Derzeit können 300-kW-Ladegeräte eine E-Auto-Batterie in weniger als 15 Minuten aufladen. Im Hinblick auf die Ladedauer ist das positiv. Allerdings stehen die Entwickler noch vor vielen Herausforderungen. Ein Überblick.
Beispielsweise müssen die Nutzer vor den auftretenden hohen Strömen geschützt werden. Zusätzlich gilt es für Entwickler, die Effizienz zu erhöhen und so den Strombedarf und den Temperaturanstieg zu verringern. Darüber hinaus müssen die Lösungen unter den verschiedensten Umweltbedingungen zuverlässig funktionieren.
Bild 1 zeigt verschiedene Arten von Ladestationen. In Nordamerika werden die Ladestationen in »Level« eingeteilt, in der Europäischen Union nach Betriebsarten (»Modes«). Die Society of Automotive Engineers, die Organisation für Automobilstandards der Europäischen Union sowie asiatische Länder wie Japan und China arbeiten an der Standardisierung von Ladestationen.
Die meisten heute erhältlichen Gleichstrom-Schnellladegeräte haben eine Leistung von weniger als 150 kW. Doch es besteht ein Bedarf an leistungsstärkeren Ladestationen mit bis zu 350 kW, um an die Schnelligkeit einer Benzinbetankung heranzukommen.
Ein DC-Schnellladegerät (Bild 2) lädt die Batterie eines Elektrofahrzeugs in weniger als 15 Minuten auf 80 % Kapazität.
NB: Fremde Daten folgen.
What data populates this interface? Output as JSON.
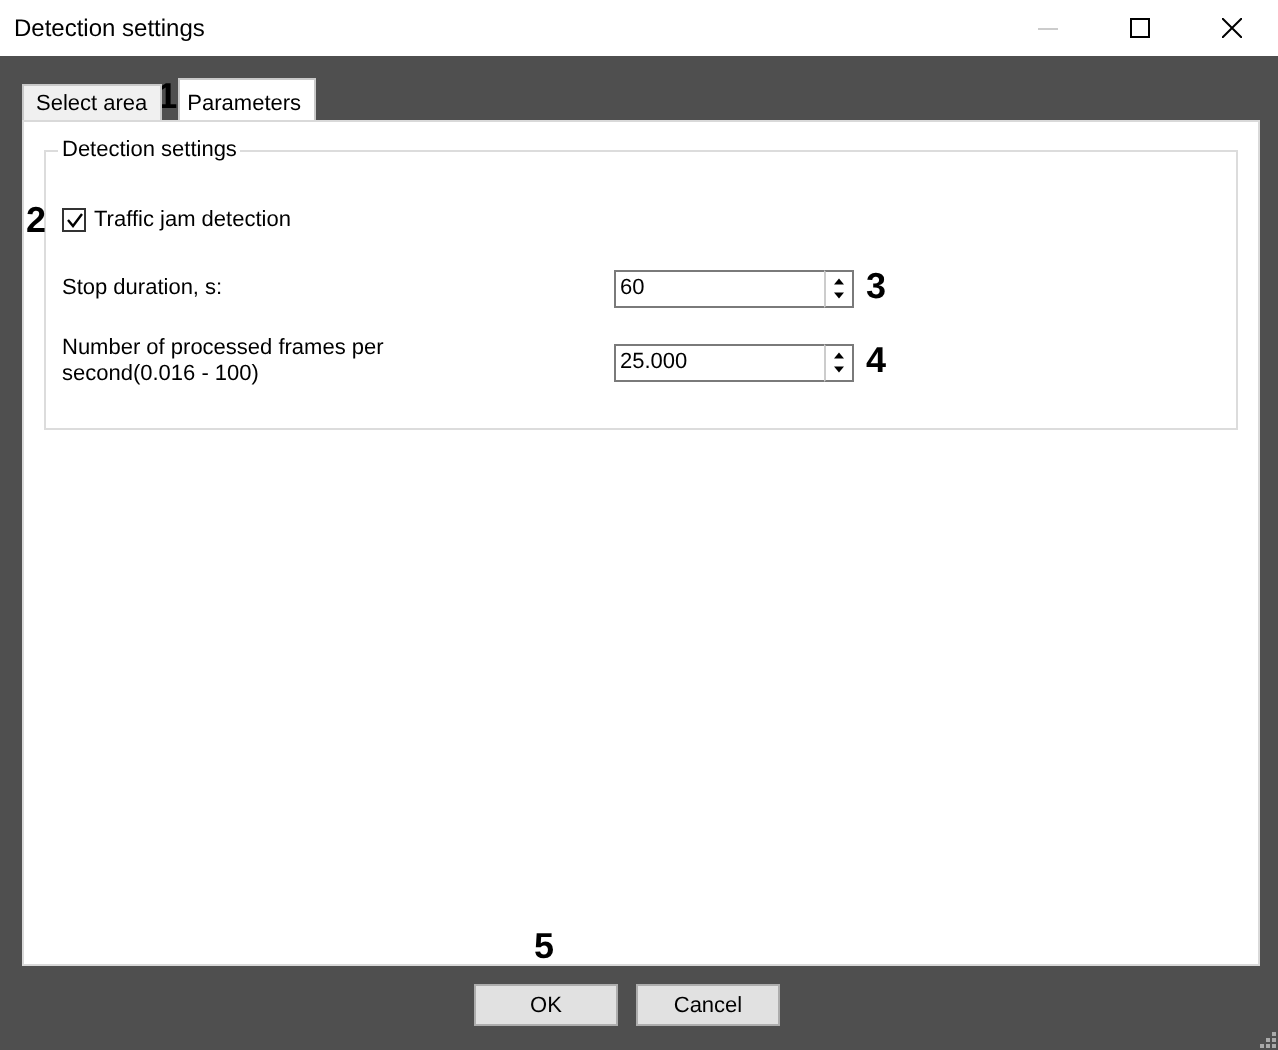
{
  "window": {
    "title": "Detection settings"
  },
  "tabs": [
    {
      "label": "Select area",
      "selected": false
    },
    {
      "label": "Parameters",
      "selected": true,
      "callout": "1"
    }
  ],
  "group": {
    "title": "Detection settings"
  },
  "checkbox": {
    "label": "Traffic jam detection",
    "checked": true,
    "callout": "2"
  },
  "fields": [
    {
      "label": "Stop duration, s:",
      "value": "60",
      "callout": "3"
    },
    {
      "label": "Number of processed frames per second(0.016 - 100)",
      "value": "25.000",
      "callout": "4"
    }
  ],
  "buttons": [
    {
      "label": "OK",
      "callout": "5"
    },
    {
      "label": "Cancel"
    }
  ]
}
Diese Ladegeräte haben eine Leistung von bis zu 350 kW und können bis zu 500 A an eine Batterie liefern. Für die Entwicklung dieser Ladegeräte müssen Ingenieure Herausforderungen in Bezug auf Sicherheit, Effizienz und Zuverlässigkeit bewältigen.
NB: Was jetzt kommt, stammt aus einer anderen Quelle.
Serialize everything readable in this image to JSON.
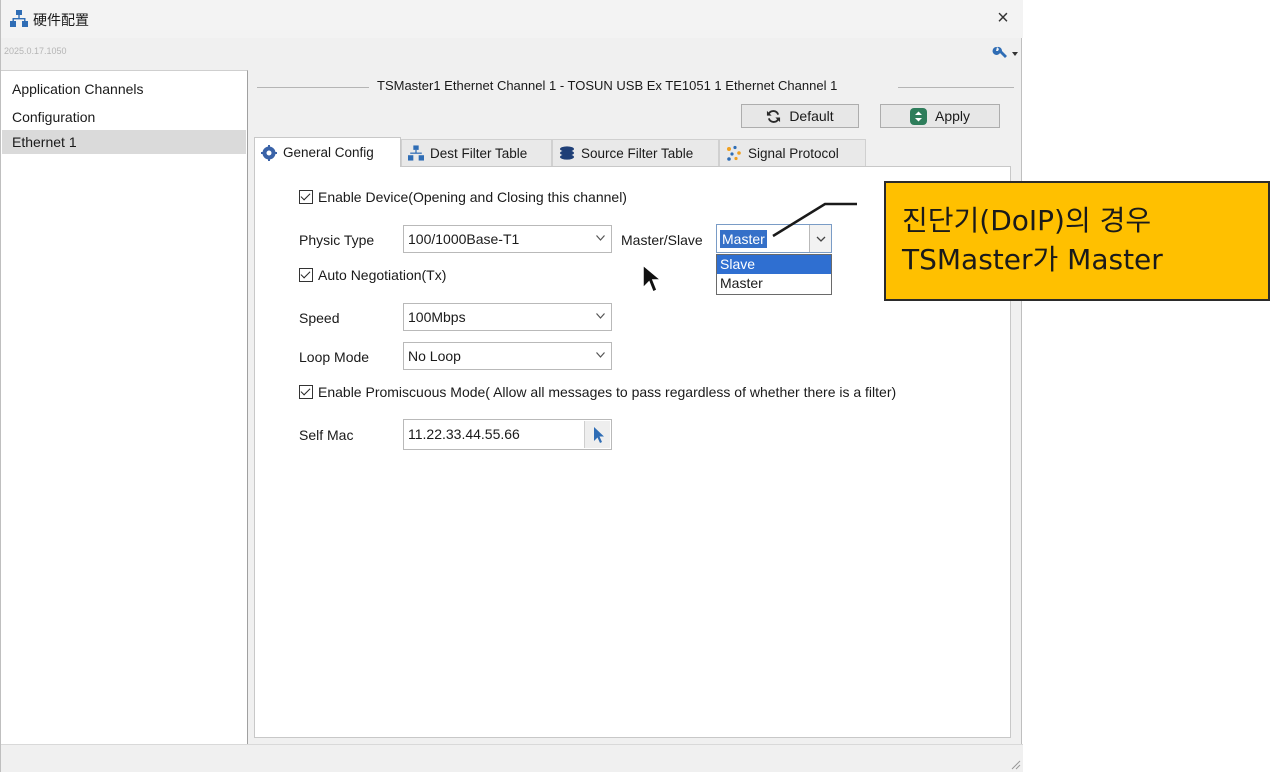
{
  "window": {
    "title": "硬件配置",
    "version": "2025.0.17.1050",
    "close_glyph": "×"
  },
  "sidebar": {
    "items": [
      {
        "label": "Application Channels"
      },
      {
        "label": "Configuration"
      },
      {
        "label": "Ethernet 1",
        "selected": true
      }
    ]
  },
  "channel": {
    "group_title": "TSMaster1 Ethernet Channel 1 - TOSUN USB Ex TE1051 1 Ethernet Channel 1"
  },
  "toolbar": {
    "default_label": "Default",
    "apply_label": "Apply"
  },
  "tabs": [
    {
      "label": "General Config",
      "icon": "gear-icon",
      "active": true
    },
    {
      "label": "Dest Filter Table",
      "icon": "network-icon"
    },
    {
      "label": "Source Filter Table",
      "icon": "stack-icon"
    },
    {
      "label": "Signal Protocol",
      "icon": "dots-icon"
    }
  ],
  "general": {
    "enable_device": {
      "label": "Enable Device(Opening and Closing this channel)",
      "checked": true
    },
    "physic_type": {
      "label": "Physic Type",
      "value": "100/1000Base-T1"
    },
    "master_slave": {
      "label": "Master/Slave",
      "value": "Master",
      "options": [
        "Slave",
        "Master"
      ],
      "highlighted": "Slave"
    },
    "auto_negotiation": {
      "label": "Auto Negotiation(Tx)",
      "checked": true
    },
    "speed": {
      "label": "Speed",
      "value": "100Mbps"
    },
    "loop_mode": {
      "label": "Loop Mode",
      "value": "No Loop"
    },
    "promiscuous": {
      "label": "Enable Promiscuous Mode( Allow all messages to pass regardless of whether there is a filter)",
      "checked": true
    },
    "self_mac": {
      "label": "Self Mac",
      "value": "11.22.33.44.55.66"
    }
  },
  "callout": {
    "line1": "진단기(DoIP)의 경우",
    "line2": "TSMaster가 Master",
    "color": "#ffc000"
  },
  "colors": {
    "selection": "#3570c8",
    "apply_icon": "#2e7d5b",
    "default_icon": "#2a2a2a"
  }
}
Die Norm IEC 60364-7-722 verdeutlicht es: Anschlusspunkte an öffentlich zugänglichen Ladestationen für Elektroautos sind Teil der öffentlichen Versorgung und müssen daher gegen transiente Überspannungen geschützt werden. Die Anbieter von Ladeinfrastruktur für Elektrofahrzeuge müssen demnach einen Überspannungsschutz installieren, um einen sicheren Betrieb zu gewährleisten und die Infrastruktur vor Schäden durch transiente Überspannungen zu schützen. Elektrische Überspannungen oder Transienten sind eine wesentliche Ursache für Ausfälle und Leistungseinbußen von EV-Ladesystemen. Diese Überspannungen werden im Allgemeinen entweder durch direkte Blitzeinschläge oder durch induzierte Effekte erzeugt.
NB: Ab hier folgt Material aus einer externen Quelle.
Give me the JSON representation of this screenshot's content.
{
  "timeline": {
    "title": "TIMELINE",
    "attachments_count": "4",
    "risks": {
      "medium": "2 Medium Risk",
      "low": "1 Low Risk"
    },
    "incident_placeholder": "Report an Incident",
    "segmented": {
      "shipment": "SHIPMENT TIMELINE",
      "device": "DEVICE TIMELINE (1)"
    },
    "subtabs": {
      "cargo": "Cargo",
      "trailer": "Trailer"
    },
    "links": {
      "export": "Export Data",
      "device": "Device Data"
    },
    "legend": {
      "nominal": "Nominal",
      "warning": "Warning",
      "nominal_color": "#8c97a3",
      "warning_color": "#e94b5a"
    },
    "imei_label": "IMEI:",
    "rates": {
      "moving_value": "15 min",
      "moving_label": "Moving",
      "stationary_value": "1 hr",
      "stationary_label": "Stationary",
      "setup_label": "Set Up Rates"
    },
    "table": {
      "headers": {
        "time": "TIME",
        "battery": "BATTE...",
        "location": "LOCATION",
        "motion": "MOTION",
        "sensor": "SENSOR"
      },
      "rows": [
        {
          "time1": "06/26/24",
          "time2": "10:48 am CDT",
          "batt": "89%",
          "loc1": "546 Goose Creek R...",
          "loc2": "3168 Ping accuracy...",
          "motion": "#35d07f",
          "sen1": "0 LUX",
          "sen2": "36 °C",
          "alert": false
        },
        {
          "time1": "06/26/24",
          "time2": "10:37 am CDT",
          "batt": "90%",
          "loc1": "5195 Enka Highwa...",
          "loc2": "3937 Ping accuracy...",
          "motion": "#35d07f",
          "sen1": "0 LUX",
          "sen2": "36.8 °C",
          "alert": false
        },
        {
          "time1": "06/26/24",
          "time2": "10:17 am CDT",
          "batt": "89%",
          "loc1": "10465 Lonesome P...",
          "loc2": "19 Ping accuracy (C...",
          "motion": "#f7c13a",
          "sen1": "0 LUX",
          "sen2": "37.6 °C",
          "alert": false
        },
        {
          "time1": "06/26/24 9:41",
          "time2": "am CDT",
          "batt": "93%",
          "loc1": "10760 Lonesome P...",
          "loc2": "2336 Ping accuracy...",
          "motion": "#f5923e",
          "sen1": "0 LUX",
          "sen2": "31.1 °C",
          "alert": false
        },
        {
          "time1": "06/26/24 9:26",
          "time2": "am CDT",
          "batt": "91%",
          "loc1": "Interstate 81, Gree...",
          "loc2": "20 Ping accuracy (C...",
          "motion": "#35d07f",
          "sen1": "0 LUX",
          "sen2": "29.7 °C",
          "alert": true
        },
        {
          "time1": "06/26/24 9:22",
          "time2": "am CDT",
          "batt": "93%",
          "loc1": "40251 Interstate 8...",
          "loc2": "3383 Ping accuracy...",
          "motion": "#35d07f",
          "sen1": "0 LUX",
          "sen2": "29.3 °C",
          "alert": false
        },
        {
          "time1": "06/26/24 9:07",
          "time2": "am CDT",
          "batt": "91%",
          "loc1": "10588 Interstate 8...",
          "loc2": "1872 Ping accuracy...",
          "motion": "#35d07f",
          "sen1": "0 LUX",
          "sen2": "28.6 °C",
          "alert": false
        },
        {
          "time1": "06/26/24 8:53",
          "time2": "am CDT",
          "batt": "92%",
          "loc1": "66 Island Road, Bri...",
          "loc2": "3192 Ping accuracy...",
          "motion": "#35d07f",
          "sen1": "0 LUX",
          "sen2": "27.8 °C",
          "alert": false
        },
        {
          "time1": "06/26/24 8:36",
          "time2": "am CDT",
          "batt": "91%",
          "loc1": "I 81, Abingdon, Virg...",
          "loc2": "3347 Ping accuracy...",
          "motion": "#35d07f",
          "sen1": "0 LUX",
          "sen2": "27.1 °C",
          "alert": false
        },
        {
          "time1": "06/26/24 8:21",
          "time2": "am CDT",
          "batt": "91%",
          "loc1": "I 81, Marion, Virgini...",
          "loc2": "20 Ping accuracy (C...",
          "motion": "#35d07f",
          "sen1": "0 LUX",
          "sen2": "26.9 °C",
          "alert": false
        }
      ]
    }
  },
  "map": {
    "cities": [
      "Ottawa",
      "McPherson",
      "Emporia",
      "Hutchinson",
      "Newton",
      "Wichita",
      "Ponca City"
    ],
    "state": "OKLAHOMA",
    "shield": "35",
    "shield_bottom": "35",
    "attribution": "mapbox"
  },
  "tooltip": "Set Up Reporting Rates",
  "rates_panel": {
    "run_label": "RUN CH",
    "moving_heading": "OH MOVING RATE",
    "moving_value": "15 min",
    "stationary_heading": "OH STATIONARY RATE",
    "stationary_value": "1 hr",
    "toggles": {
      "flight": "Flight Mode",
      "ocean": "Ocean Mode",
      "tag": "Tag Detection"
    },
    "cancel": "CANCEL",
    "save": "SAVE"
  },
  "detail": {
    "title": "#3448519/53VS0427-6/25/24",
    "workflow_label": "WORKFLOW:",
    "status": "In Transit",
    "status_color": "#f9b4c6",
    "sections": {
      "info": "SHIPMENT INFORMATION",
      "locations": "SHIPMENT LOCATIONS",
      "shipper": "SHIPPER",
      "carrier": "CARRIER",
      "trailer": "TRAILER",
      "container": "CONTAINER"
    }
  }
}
Ein direkter Blitzeinschlag kann verheerende Auswirkungen auf die empfindlichen elektronischen Komponenten in solchen Systemen haben, allerdings ist dieses Szenario eher selten. Häufiger sind die indirekten Auswirkungen, die von weiter entfernten Einschlägen ausgehen: Sie können starke Spannungen in die externen Stromleitungen induzieren, welche die Ladeinfrastruktur für Elektrofahrzeuge speisen.
Eine weitere Ursache für Schäden an der Infrastruktur ist der Anstieg des Erdpotenzials: Dabei lässt ein nahe gelegener Blitzeinschlag die Spannung des Bodens am jeweiligen Ort gegenüber weiter entfernten Punkten wie an dem des Versorgungstransformators ansteigen. Dies führt dazu, dass große Stoßströme in das EV-Ladegerät fließen, die bei ungeschütztem Betrieb Schäden an den Geräten verursachen können.
Ein Erdschlussschutz ist unerlässlich, um die Gefahr von Stromschlägen für Personen während eines Erdschlusses zu verringern. Das geschieht zum Beispiel dann, wenn die Isolierung eines stromführenden Leiters versagt oder zufällig ein Erdschluss auftritt. Wenn Strom von mehr als 30 mA durch einen menschlichen Körper von der Hand bis zu den Füßen fließt, wird die betreffende Person wahrscheinlich schwer verletzt oder stirbt sogar, wenn der Strom nicht innerhalb kurzer Zeit unterbrochen wird.
Littelfuse hat fortschrittliche mikroprozessorgestützte Erdschlussüberwachungsgeräte für Wechselstromsysteme entwickelt. Sie bieten eine sehr empfindliche Erdschlusserkennung schon bei 10 mA. Dabei können sie in Systemen mit erheblichem Oberschwingungsgehalt eingesetzt werden, um unerwünschte Auslösungen und Ausfallzeiten zu vermeiden. Dies ist für CPO (Charge Point Operator) von entscheidender Bedeutung.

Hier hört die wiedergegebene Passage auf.